Kathy Watanabe was the Council Member for District 1 of the City of Santa Clara until she termed out on December 17, 2024. She was appointed to the council on March 7, 2016, by a vote of 4-2 by the then current council members, then won the city council election in November 2016 with 48% of the vote to keep her seat and also won every precinct in the City in an at-large election. Watanabe served on the Downtown Revitalization Plan, Audit, Facilities Naming and Honorary Recognition Ad Hoc, Police Activities League (PAL) and Santa Clara Sister Cities Association committees.

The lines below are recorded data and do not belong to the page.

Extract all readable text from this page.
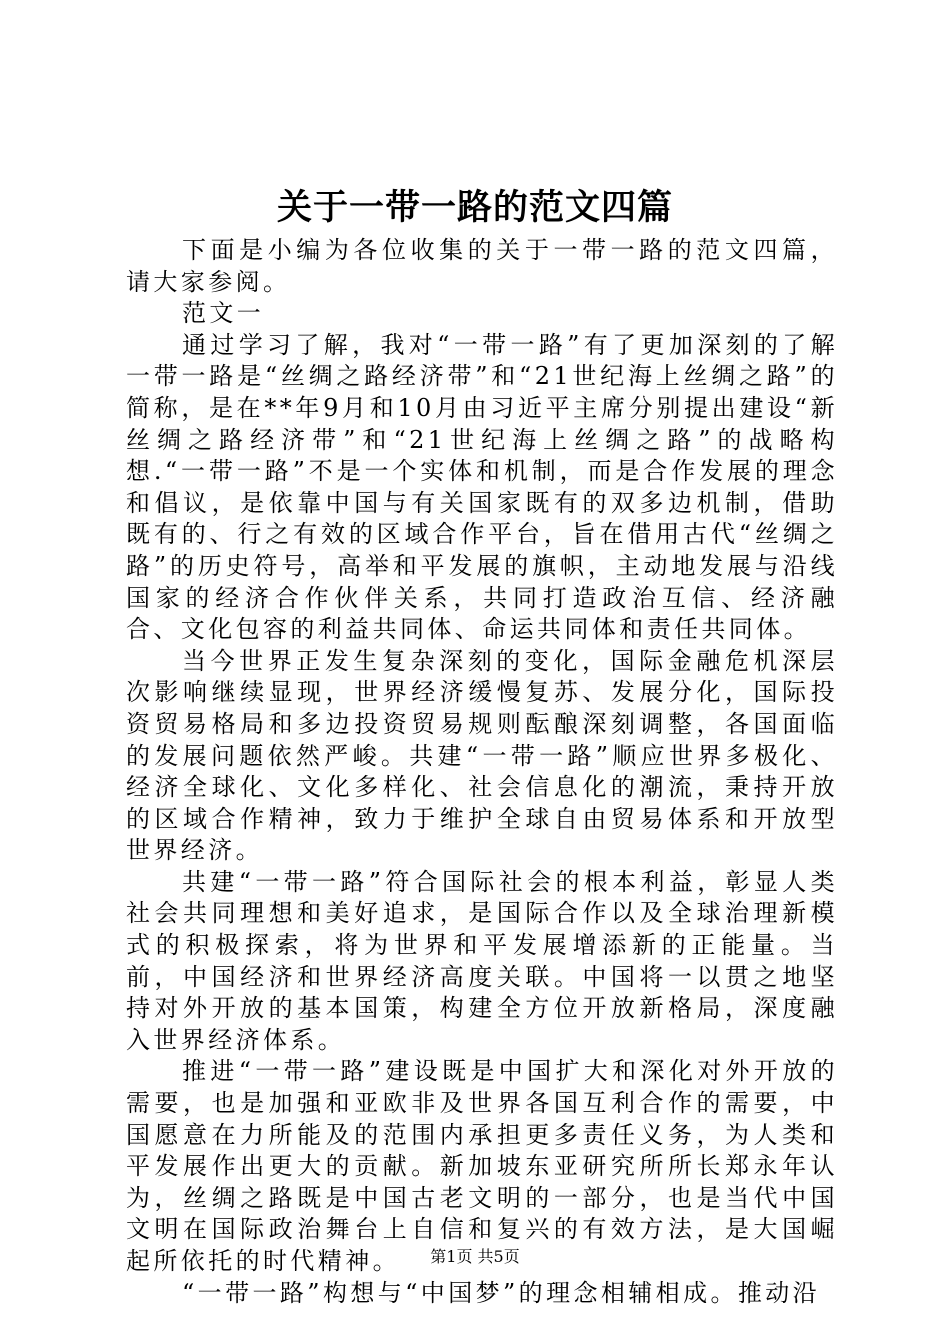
关于一带一路的范文四篇

下面是小编为各位收集的关于一带一路的范文四篇，请大家参阅。

范文一

通过学习了解，我对“一带一路”有了更加深刻的了解一带一路是“丝绸之路经济带”和“21世纪海上丝绸之路”的简称，是在**年9月和10月由习近平主席分别提出建设“新丝绸之路经济带”和“21世纪海上丝绸之路”的战略构想.“一带一路”不是一个实体和机制，而是合作发展的理念和倡议，是依靠中国与有关国家既有的双多边机制，借助既有的、行之有效的区域合作平台，旨在借用古代“丝绸之路”的历史符号，高举和平发展的旗帜，主动地发展与沿线国家的经济合作伙伴关系，共同打造政治互信、经济融合、文化包容的利益共同体、命运共同体和责任共同体。

当今世界正发生复杂深刻的变化，国际金融危机深层次影响继续显现，世界经济缓慢复苏、发展分化，国际投资贸易格局和多边投资贸易规则酝酿深刻调整，各国面临的发展问题依然严峻。共建“一带一路”顺应世界多极化、经济全球化、文化多样化、社会信息化的潮流，秉持开放的区域合作精神，致力于维护全球自由贸易体系和开放型世界经济。

共建“一带一路”符合国际社会的根本利益，彰显人类社会共同理想和美好追求，是国际合作以及全球治理新模式的积极探索，将为世界和平发展增添新的正能量。当前，中国经济和世界经济高度关联。中国将一以贯之地坚持对外开放的基本国策，构建全方位开放新格局，深度融入世界经济体系。

推进“一带一路”建设既是中国扩大和深化对外开放的需要，也是加强和亚欧非及世界各国互利合作的需要，中国愿意在力所能及的范围内承担更多责任义务，为人类和平发展作出更大的贡献。新加坡东亚研究所所长郑永年认为，丝绸之路既是中国古老文明的一部分，也是当代中国文明在国际政治舞台上自信和复兴的有效方法，是大国崛起所依托的时代精神。

“一带一路”构想与“中国梦”的理念相辅相成。推动沿

第1页 共5页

As part of her council duties, Kathy served on the following committees:
Cities Association of Santa Clara County – Board of Directors (Member), Cities Association of Santa Clara County – Legislative Action Committee (Member), City/School Liaison Committee (Santa Clara Unified School District) (Member), Recycling and Waste Reduction Commission of Santa Clara County (RWRC/Vice Chair), San Jose/Santa Clara Treatment Plant Advisory Committee (TPAC/Vice Chair), San Jose/Santa Clara Clean Water Financing Authority (chair), Santa Clara County Expressway Plan 2040 Policy Advisory Board (PAB).

On December 19, 2017, the Council unanimously voted for Kathy to serve as Vice Mayor for the City of Santa Clara for 2018.

In June 2018, a judge ordered the City of Santa Clara to district elections and at at-large Mayor. On November 3, 2020, Watanabe was re-elected to the Santa Clara City Council in the District 1 election and won all of the precincts in the district. Upon terming out from City Council on December 17, 2024, Watanabe ran for Santa Clara Unified School District and won the Trustee Area 2 seat with almost 80% of the vote. She was sworn in as trustee on December 19, 2024.